For varIWantToSee make sure you initialize it with a lot characters or ssis makes a very small length for that column that it doesn't let you override. At run time varIWantToSee will get set and you can see it. Pump this all into a flat file destination and you are in business. Why do some people have to do this? Because some people need to know the value of the variables in the runtime environment, their laptop development doesn't show the variable values they need. In my case I was running this on an Azure environment that had the database accesses I needed to test. If I were microsoft I would create a task that shows the runtime variable value at that stage of the job by writing it to the ssis log file created when the package runs. If someone knows how to do that, please enlighten us.
It's possible to use a Derived Column transformation to write the value of a variable into a column. The problem is that it needs a source to drive it, and there's no stock data source you can use that just spits out a null row onto the pipeline.
So, either you repurpose a single-row source to drive the derived column transformation, or you do what another answer suggests, and do it with a Script source.
I did it the way you described. I already had a oledb connection manager defined so I used an OLE DB Source and used the SQL Command data access mode. I used a simple query:
select getdate() as dt
...just to get it out of the way. Now I know the date of my variable pull. Then I used a Derived Column Transform to make my package variables available and wrote it out to a flat file.
Elegant?
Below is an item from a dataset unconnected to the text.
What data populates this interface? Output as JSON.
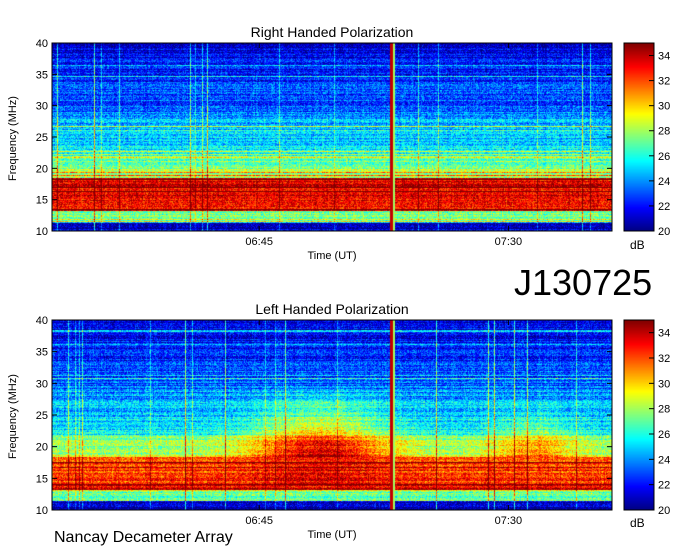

No, but it gets the job done.
Lets say you don't want to mess with Script tasks and you don't have a database you can connect to just to issue a data source command like:
SELECT 'Some arbitrary text'
There are still several ways to use a Process task for something as simple as writing a line of text to a file. For example you can use PowerShell with an input variable built using the following expression:
"'"+REPLACE(#[User::Text],"'","''")+"' > '"+REPLACE(#[User::Filename],"'","''")+"'"
Notice I escaped the filename because single quotes are legal there. Also note I used '>' for redirecting which overwrites the file if it exists. If I wanted to append I'd use '>>'.
Initially I had trouble with this method when User::Text contained multiple lines. It turns out you need some extra EOL characters after your filename when a command spans lines. Like this:
"'"+REPLACE(#[User::Text],"'","''")+"' > '"+REPLACE(#[User::Filename],"'","''")+"'\r\n\r\n"
Using cmd.exe with echo is a bit more precarious but can also work in certain circumstances and has much less overhead.
P.S. I've noticed with some versions of PowerShell that StandardInputVariable content is ignored without this:
-Command -
in the Arguments box. A lone minus sign as a Command argument is 'magic' and documented at https://learn.microsoft.com/en-us/powershell/scripting/powershell.exe-command-line-help. I believe all versions of PowerShell accept this param so even if it's not required for your version you may want to include it since it shouldn't break anything and may keep your code from breaking if PowerShell is updated to a version that requires it.